Qemu can somewhat do it already, with limitations - see https://youtu.be/oZqFYJVOUQo?si=wKaK6vLzfomESerY


Yes but the host he's using is Apple Silicon, I think what he's talking about is QEMU using Apple's Hypervisor Framework, which is what vmware Parallels, etc also use nowadays. Booting an apple silicon version of MacOS on non-Apple hardware probably isn't going to possible for a while as it would require emulation.

In 2021 Blackberry, surprisingly, wrote this article about getting emulating the XNU kernel and getting it running on non-apple hardware, but its just a terminal:

https://blogs.blackberry.com/en/2021/05/strong-arming-with-m...

Someone would have to write something that can emulate/abstract the apple iGPU to get anywhere near a usable GUI - I'm no expert but I don't think this is going to happen anytime soon, so when Intel releases of MacOS stop happening apple hardware might be the only way to virtualize MacOS for a while


Someone would have to write something that can emulate/abstract the apple iGPU to get anywhere near a usable GUI

I'm not familiar with what Apple's GPU architecture on its ARM SoCs looks like, but wouldn't a framebuffer be sufficient?
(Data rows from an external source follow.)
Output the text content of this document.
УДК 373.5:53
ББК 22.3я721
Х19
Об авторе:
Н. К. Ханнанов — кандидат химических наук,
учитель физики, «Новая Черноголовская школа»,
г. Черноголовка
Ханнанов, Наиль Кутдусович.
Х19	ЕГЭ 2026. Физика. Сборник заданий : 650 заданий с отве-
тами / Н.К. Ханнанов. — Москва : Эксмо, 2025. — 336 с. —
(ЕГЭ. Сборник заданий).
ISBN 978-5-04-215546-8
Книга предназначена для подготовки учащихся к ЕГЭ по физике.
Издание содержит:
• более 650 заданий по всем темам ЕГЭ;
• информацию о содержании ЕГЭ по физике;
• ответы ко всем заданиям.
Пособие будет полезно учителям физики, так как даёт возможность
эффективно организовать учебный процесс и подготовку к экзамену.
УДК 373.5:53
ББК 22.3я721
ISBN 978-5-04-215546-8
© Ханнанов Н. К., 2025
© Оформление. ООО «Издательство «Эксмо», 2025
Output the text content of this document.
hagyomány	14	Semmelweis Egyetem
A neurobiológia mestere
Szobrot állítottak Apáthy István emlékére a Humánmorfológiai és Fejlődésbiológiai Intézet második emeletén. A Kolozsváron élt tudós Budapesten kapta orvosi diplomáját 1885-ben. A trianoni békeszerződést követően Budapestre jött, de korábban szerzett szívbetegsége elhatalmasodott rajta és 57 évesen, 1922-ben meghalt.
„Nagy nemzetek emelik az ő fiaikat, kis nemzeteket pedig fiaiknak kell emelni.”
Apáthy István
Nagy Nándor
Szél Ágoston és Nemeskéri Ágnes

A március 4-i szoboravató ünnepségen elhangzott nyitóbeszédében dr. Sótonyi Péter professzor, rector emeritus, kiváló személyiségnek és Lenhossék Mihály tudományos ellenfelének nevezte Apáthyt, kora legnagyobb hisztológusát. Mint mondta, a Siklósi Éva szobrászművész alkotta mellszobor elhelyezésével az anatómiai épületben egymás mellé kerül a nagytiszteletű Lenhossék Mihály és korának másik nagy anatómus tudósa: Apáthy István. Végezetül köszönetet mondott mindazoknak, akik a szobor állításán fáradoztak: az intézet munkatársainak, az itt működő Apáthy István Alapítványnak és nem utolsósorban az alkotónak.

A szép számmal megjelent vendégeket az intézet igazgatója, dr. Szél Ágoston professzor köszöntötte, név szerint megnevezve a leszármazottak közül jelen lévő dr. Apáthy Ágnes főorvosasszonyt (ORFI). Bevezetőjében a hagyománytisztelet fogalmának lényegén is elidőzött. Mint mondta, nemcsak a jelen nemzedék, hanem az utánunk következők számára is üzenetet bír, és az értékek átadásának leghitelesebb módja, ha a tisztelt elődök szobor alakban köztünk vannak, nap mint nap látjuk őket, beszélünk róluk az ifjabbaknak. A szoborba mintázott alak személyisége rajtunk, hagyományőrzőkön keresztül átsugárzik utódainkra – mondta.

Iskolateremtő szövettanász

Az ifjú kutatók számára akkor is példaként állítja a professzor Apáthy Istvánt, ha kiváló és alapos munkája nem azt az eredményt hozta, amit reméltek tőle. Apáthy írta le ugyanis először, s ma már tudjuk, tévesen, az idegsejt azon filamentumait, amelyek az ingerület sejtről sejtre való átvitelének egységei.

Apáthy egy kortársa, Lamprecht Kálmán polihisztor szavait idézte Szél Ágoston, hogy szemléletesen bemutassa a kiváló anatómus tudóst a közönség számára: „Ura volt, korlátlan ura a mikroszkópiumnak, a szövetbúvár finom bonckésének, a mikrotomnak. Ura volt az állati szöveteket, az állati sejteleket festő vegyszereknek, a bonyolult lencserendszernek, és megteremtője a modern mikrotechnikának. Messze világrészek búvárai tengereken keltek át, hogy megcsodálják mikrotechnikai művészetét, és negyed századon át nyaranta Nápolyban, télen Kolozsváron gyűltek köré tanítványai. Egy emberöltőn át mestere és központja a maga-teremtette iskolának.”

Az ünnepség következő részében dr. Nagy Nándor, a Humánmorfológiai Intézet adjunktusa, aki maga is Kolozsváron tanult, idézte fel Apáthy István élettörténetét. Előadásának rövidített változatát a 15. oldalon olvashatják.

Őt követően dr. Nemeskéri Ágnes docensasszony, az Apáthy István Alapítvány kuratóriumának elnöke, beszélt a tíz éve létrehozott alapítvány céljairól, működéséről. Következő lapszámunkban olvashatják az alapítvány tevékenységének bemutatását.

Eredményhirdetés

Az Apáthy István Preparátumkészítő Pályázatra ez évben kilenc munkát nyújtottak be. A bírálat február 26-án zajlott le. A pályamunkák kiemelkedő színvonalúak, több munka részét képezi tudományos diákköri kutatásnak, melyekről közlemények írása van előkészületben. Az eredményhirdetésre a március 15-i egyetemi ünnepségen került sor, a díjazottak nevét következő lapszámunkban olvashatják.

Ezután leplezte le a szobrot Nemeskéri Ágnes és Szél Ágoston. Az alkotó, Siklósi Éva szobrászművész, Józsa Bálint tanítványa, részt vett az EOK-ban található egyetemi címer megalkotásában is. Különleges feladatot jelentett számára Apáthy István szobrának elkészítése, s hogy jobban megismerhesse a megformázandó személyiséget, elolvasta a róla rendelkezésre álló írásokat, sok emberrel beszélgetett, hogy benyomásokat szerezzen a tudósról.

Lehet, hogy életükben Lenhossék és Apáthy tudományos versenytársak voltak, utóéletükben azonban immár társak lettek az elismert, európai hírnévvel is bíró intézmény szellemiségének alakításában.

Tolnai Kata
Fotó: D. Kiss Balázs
Or does ARM macOS have absolutely no software rendering fallback and relies on the GPU to handle all of it?

I know that regular amd64 macOS runs fine without GPU acceleration in a VM (like what is shown here), and arm64 Windows likewise with an emulated EFI framebuffer in QEMU on an amd64 host (it's bloody slow, being 100% emulated, but it works well enough to play around with.)